Probablemente, se hubiera llamado de San Javier o de San Ignacio si Carlos III no hubiera expulsado de todo su reino a los jesuitas en 1767. Los franciscanos, más colaboradores y menos díscolos con el poder terrenal, ocuparon su lugar. Entre estos estaba Fray Junípero Serra, quien fundó nueve misiones siguiendo el ejemplo de las mexicanas. En total hay veintiuna misiones, repartidas a lo largo de 996 kilómetros de lo que se conoce como el Camino Real. Una de otra dista unas 30 millas, o lo que es lo mismo, un día de caballo.
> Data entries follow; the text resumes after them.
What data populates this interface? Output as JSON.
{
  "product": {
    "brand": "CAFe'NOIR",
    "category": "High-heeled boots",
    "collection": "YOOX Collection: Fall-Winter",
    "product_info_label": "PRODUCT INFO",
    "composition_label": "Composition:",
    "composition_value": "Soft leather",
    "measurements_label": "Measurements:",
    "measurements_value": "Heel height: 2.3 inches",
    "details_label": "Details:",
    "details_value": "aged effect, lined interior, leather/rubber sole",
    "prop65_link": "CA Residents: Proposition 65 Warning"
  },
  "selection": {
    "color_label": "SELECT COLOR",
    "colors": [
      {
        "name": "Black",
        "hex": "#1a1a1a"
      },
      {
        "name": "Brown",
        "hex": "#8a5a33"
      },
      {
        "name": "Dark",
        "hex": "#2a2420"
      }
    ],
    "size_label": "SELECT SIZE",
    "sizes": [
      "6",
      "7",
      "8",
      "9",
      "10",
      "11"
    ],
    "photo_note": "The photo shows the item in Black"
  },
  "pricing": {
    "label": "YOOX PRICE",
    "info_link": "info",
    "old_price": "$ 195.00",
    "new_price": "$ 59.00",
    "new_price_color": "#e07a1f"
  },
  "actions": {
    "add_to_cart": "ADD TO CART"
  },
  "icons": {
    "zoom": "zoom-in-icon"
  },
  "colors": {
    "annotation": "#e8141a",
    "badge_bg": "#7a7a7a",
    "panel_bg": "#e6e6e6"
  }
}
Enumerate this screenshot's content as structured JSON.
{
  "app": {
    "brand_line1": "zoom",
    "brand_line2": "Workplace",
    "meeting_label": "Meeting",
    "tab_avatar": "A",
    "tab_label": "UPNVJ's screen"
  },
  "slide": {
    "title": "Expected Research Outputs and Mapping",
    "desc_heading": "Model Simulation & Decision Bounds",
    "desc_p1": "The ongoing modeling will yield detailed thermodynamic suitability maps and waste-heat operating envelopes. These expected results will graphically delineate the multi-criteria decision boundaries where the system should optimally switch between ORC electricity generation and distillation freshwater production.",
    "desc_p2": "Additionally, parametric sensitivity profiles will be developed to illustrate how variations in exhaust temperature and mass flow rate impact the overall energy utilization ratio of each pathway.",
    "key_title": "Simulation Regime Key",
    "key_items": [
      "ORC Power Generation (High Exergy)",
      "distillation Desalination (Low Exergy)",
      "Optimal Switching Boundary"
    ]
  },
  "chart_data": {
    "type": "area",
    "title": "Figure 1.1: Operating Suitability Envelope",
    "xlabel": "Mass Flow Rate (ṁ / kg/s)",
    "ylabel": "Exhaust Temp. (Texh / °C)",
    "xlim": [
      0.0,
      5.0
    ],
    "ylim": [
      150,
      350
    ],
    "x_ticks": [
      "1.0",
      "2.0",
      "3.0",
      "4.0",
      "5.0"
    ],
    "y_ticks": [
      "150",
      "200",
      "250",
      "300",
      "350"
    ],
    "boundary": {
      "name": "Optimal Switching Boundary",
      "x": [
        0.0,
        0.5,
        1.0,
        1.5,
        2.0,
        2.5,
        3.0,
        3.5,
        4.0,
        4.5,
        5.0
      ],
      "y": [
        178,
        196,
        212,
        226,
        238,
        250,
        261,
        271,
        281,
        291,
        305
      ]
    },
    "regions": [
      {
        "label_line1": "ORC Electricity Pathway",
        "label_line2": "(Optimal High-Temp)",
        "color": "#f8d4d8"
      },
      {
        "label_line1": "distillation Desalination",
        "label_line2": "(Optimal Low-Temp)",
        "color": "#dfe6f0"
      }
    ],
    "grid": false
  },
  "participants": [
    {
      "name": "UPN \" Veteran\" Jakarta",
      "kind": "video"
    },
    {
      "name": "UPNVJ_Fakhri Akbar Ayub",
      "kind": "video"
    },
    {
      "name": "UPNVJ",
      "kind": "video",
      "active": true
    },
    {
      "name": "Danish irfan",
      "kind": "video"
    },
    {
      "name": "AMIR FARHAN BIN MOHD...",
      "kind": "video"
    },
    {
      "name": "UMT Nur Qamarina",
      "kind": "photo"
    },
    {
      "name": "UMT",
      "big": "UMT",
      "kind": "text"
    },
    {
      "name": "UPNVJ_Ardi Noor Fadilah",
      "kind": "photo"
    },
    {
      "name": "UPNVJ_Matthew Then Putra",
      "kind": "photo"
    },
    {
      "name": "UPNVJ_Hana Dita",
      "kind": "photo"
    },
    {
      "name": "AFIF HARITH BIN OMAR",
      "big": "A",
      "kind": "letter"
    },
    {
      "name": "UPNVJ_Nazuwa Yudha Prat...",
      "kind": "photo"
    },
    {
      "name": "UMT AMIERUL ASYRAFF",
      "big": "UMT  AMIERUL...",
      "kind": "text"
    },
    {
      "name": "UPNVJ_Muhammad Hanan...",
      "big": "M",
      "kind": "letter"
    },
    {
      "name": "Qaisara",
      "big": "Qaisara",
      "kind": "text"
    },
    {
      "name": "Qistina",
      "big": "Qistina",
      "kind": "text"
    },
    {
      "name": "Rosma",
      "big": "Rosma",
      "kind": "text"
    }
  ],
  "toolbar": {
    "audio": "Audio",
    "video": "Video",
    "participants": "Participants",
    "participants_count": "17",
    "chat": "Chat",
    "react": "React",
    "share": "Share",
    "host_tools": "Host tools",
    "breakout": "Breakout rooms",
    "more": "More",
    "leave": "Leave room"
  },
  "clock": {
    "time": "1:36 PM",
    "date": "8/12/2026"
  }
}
Visitarlas supone una fenomenal experiencia pues la senda discurre por grandiosos paisajes de áridos desiertos, blancas playas y los valles más fértiles.

La imagen que tenemos de estas instalaciones religiosas y civiles la ofreció la película La Misión, en la que los jesuitas se aliaron con los indios guaraníes para combatir a los portugueses. Pero las misiones franciscanas tienen otra fisonomía. Construidas con adobe encalado, el edificio principal es siempre una iglesia de tejado a dos aguas y alta fachada de la cual salen unos pabellones anejos de una sola planta que forman un claustro con jardín en cuyo centro borbotea una fuente. Frescas y silenciosas, ofrecían reposo para la educación y cuidado de los nativos, refugio para la oración y sede para la gestión administrativa de la agricultura y la ganadería. Secularizadas en 1834 por el Gobierno Mexicano, se convirtieron en propiedad estatal y entraron en una imparable decadencia.

Por desidia, saqueos o por la inestabilidad sísmica, las misiones quedaron totalmente arruinadas a principios del siglo XX sin que a nadie pareciera importarles. Salvo a William Randolph Hearst, Ciudadano Kane, quien se construyó un delirante castillo en las inmediaciones de la misión de San Antonio de Padua. En cualquier caso, las misiones, engullidas por la expansión urbanística, fueron devueltas a los franciscanos a mediados del siglo XX. Actualmente, todas están perfectamente restauradas y devueltas al culto.

La última y más septentrional es la de San Francisco Solano, fundada por el padre Altimira, quien convirtió muchos indios Miwoks para lo que parecía una prometedora carrera misionera. Pero pronto se granjeó el resentimiento indígena por la facilidad con la que recetaba látigo y jarabe de palo. Temiendo un levantamiento, se refugió en la misión de Buenaventura. En 1828 regresó a España sin pena ni gloria. Sin embargo, antes de su marcha, le había hecho a California un valiosísimo regalo. Fue él quien ordenó plantar en 1825 las primeras vides en el valle de Sonoma, hoy mundialmente famoso por sus vinos.